Menuju Republik Sastra
Oleh Gerson Poyk
(Pengarang Kelahiran NTT, Tinggal di Jakarta), Harian KOMPAS, Edisi Minggu, 3 Maret 2013
(Pengarang Kelahiran NTT, Tinggal di Jakarta), Harian KOMPAS, Edisi Minggu, 3 Maret 2013
Beberapa tahun yang lalu, ketika HB
Jassin masih hidup, dia pernah menulis bahwa sebuah pusat kebudayaan tidak
perlu hanya di Jakarta, tetapi sebaiknya di daerah. Beberapa lama kemudian,
Jassin mengatakan, “Koran-koran di
daerah yang punya ruangan sastra sangat penting.” Ucapannya membuat
penulis berpikir bahwa di setiap provinsi mesti ada HB Jassin baru yang
mendokumentasikan semua karya penulis yang muncul di ruang sastra di setiap
koran, lalu menyorot, mengkritik, dan mendidik, seperti yang dialami Angkatan
’45 dan Angkatan ’66 versi Jassin.
Ini sukar karena setiap tahun selalu
lahir sarjana sastra di universitas-universitas di negeri ini. Namun, kelahiran
seorang sastrawan, apalagi kritikus sastra, tidak bisa setiap tahun. Impian HB
Jassin memang mulia, tetapi dalam perjalanan keliling Indonesia, penulis tak
menemukan realisasi mimpi itu. Memang setelah Orde Baru lenyap, koran-koran dan
majalah bermunculan di daerah-daerah dengan ruang sastranya. Mungkin ada yang
melakukan kegiatan kliping, tetapi tidak tampak pendokumentasian dan kritik
yang profesional. Hasrat memang ada dari dunia kampus, tetapi masih merupakan
mimpi, seperti dalam sebuah surat yang dikirim oleh seorang dosen dari
Universitas Sam Ratulangi.
Tahun-tahun terakhir ini ada kejutan
dari Nusa Tenggara Timur (NTT). Harian Pos
Kupang dan lain-lain menjadi sarang kegiatan sastra. Di ruang sastra
bermunculan penulis-penulis muda berbakat anak NTT dan dari luar NTT. Kalau tak
muncul seorang HB Jassin NTT, bernama Yan Sehandi, maka ruang sastra di Pos Kupang akan menjadi tumpukan koran
pembungkus terasi. Yan Sehandi mengumpulkan semua karya yang bertahun-tahun
muncul di koran tersebut. Semua karya, semua nama dicatatnya dengan tekun.

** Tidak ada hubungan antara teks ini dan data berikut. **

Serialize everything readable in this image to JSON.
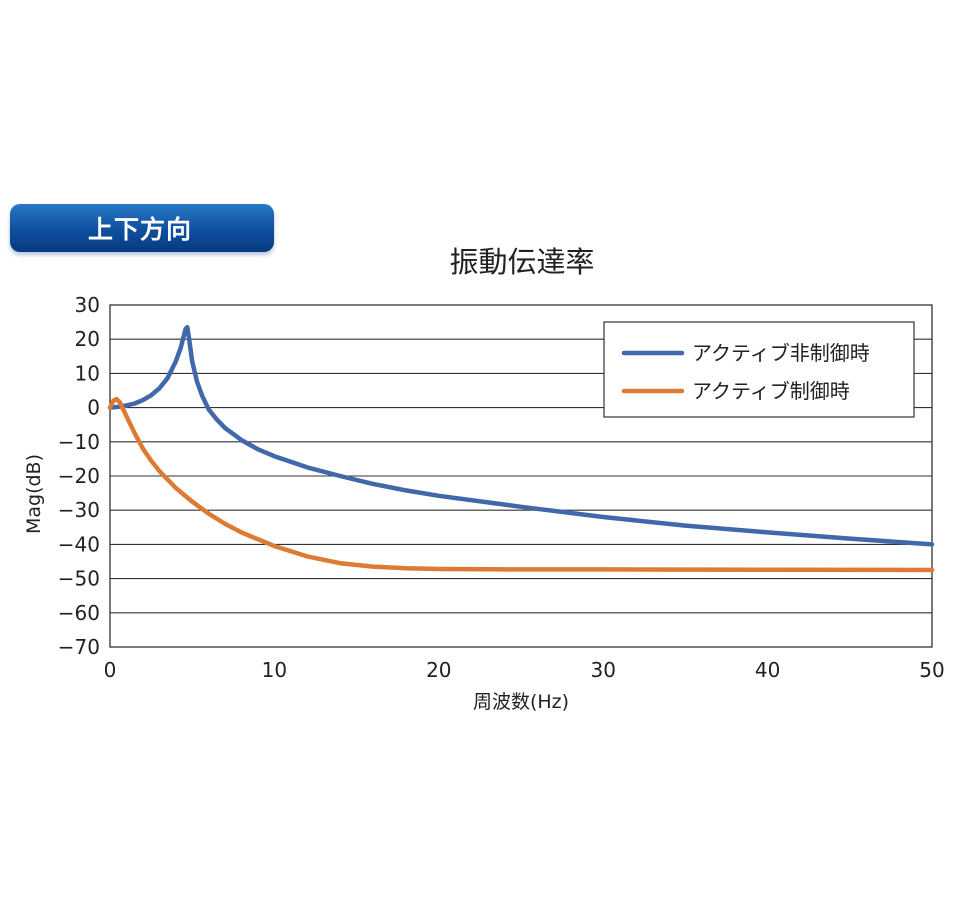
{
  "header": {
    "badge_label": "上下方向"
  },
  "chart_data": {
    "type": "line",
    "title": "振動伝達率",
    "xlabel": "周波数(Hz)",
    "ylabel": "Mag(dB)",
    "xlim": [
      0,
      50
    ],
    "ylim": [
      -70,
      30
    ],
    "xticks": [
      0,
      10,
      20,
      30,
      40,
      50
    ],
    "yticks": [
      30,
      20,
      10,
      0,
      -10,
      -20,
      -30,
      -40,
      -50,
      -60,
      -70
    ],
    "grid": "horizontal",
    "legend_position": "top-right",
    "series": [
      {
        "name": "アクティブ非制御時",
        "color": "#4068ab",
        "x": [
          0,
          0.5,
          1,
          1.5,
          2,
          2.5,
          3,
          3.5,
          4,
          4.3,
          4.6,
          4.7,
          4.8,
          5.0,
          5.3,
          5.6,
          6,
          6.5,
          7,
          8,
          9,
          10,
          12,
          14,
          16,
          18,
          20,
          25,
          30,
          35,
          40,
          45,
          50
        ],
        "y": [
          0,
          0.2,
          0.6,
          1.2,
          2.2,
          3.6,
          5.6,
          8.6,
          13.5,
          17.5,
          23.0,
          23.5,
          20.5,
          13.5,
          7.5,
          3.5,
          -0.5,
          -3.5,
          -6.0,
          -9.5,
          -12.2,
          -14.2,
          -17.5,
          -20.0,
          -22.3,
          -24.2,
          -25.8,
          -29.0,
          -32.0,
          -34.5,
          -36.5,
          -38.3,
          -40.0
        ]
      },
      {
        "name": "アクティブ制御時",
        "color": "#dd7b35",
        "x": [
          0,
          0.2,
          0.4,
          0.6,
          0.8,
          1.0,
          1.5,
          2,
          2.5,
          3,
          4,
          5,
          6,
          7,
          8,
          10,
          12,
          14,
          16,
          18,
          20,
          25,
          30,
          40,
          50
        ],
        "y": [
          0,
          2.0,
          2.5,
          1.5,
          -0.5,
          -2.5,
          -7.5,
          -12.0,
          -15.5,
          -18.5,
          -23.5,
          -27.5,
          -31.0,
          -34.0,
          -36.5,
          -40.5,
          -43.5,
          -45.5,
          -46.5,
          -47.0,
          -47.2,
          -47.3,
          -47.3,
          -47.4,
          -47.5
        ]
      }
    ]
  }
}
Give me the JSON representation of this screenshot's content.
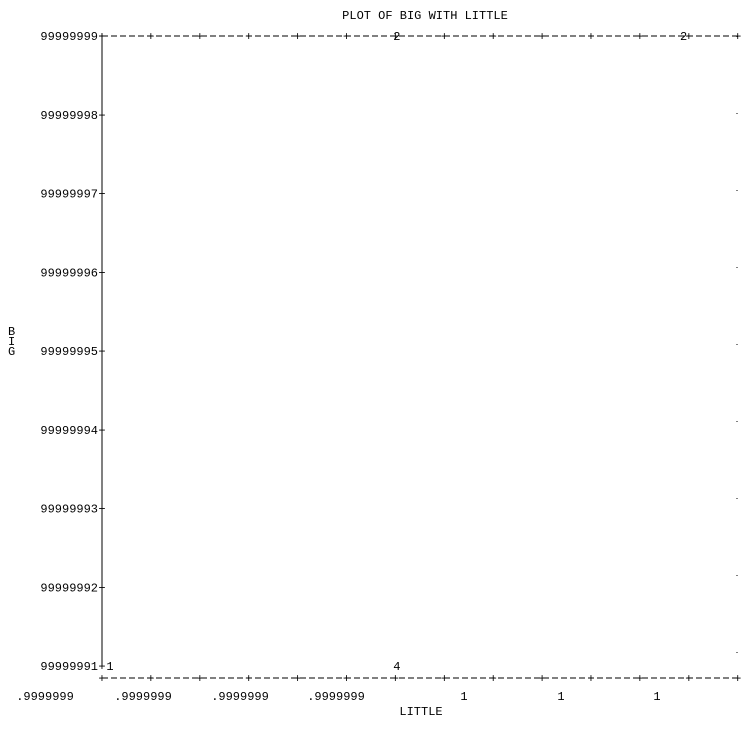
{
  "chart_data": {
    "type": "scatter",
    "title": "PLOT OF BIG WITH LITTLE",
    "xlabel": "LITTLE",
    "ylabel": "BIG",
    "ylim": [
      99999991,
      99999999
    ],
    "y_ticks": [
      "99999999",
      "99999998",
      "99999997",
      "99999996",
      "99999995",
      "99999994",
      "99999993",
      "99999992",
      "99999991"
    ],
    "x_tick_labels": [
      ".9999999",
      ".9999999",
      ".9999999",
      ".9999999",
      "1",
      "1",
      "1"
    ],
    "points": [
      {
        "symbol": "2",
        "col": 6,
        "y": 99999999
      },
      {
        "symbol": "2",
        "col": 12,
        "y": 99999999
      },
      {
        "symbol": "1",
        "col": 0,
        "y": 99999991
      },
      {
        "symbol": "4",
        "col": 6,
        "y": 99999991
      }
    ],
    "grid": false
  }
}
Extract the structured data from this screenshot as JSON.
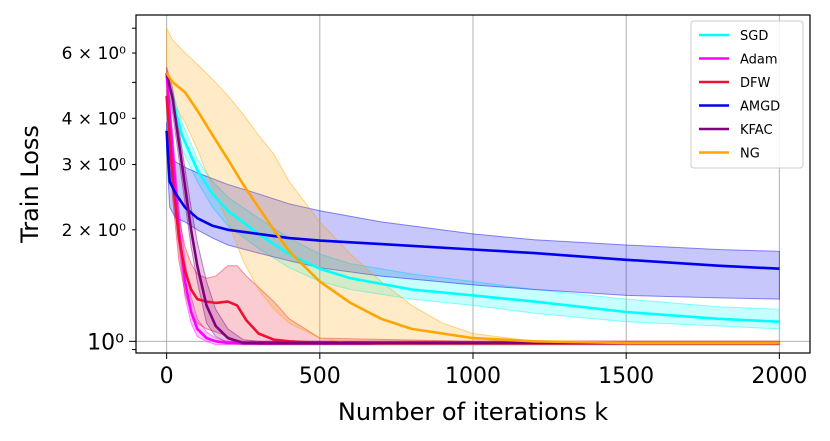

Sastrawan NTT, baik dalam provinsi
maupun yang merantau di luar provinsi, dicatat nama dan karya mereka. Lalu dia
pun menulis sebuah buku tentang sastrawan dan sastra Indonesia yang muncul di
provinsi itu. Tampaknya impian Jassin dan seorang dosen di Unsrat menjadi
kenyataan di NTT. Dengan demikian, NTT bisa menjadi republik kesusastraan,
filsafat, dan teologia karena di provinsi ini terdapat selain universitas
negeri, seperti Nusa Cendana dengan fakultas sastranya, beberapa universitas
dan sekolah tinggi swasta dengan fakultas sastra, filsafat, dan teologia.
HB Jassin NTT
Ada Universitas Timor di Kefamenanu,
ada Universitas Flores di Ende tempat Yan Sehandi yang patut disebut ”HB Jassin
NTT” (maaf) mengajar. Sudah cukup banyak putra-putri NTT yang bertitel Ph.D.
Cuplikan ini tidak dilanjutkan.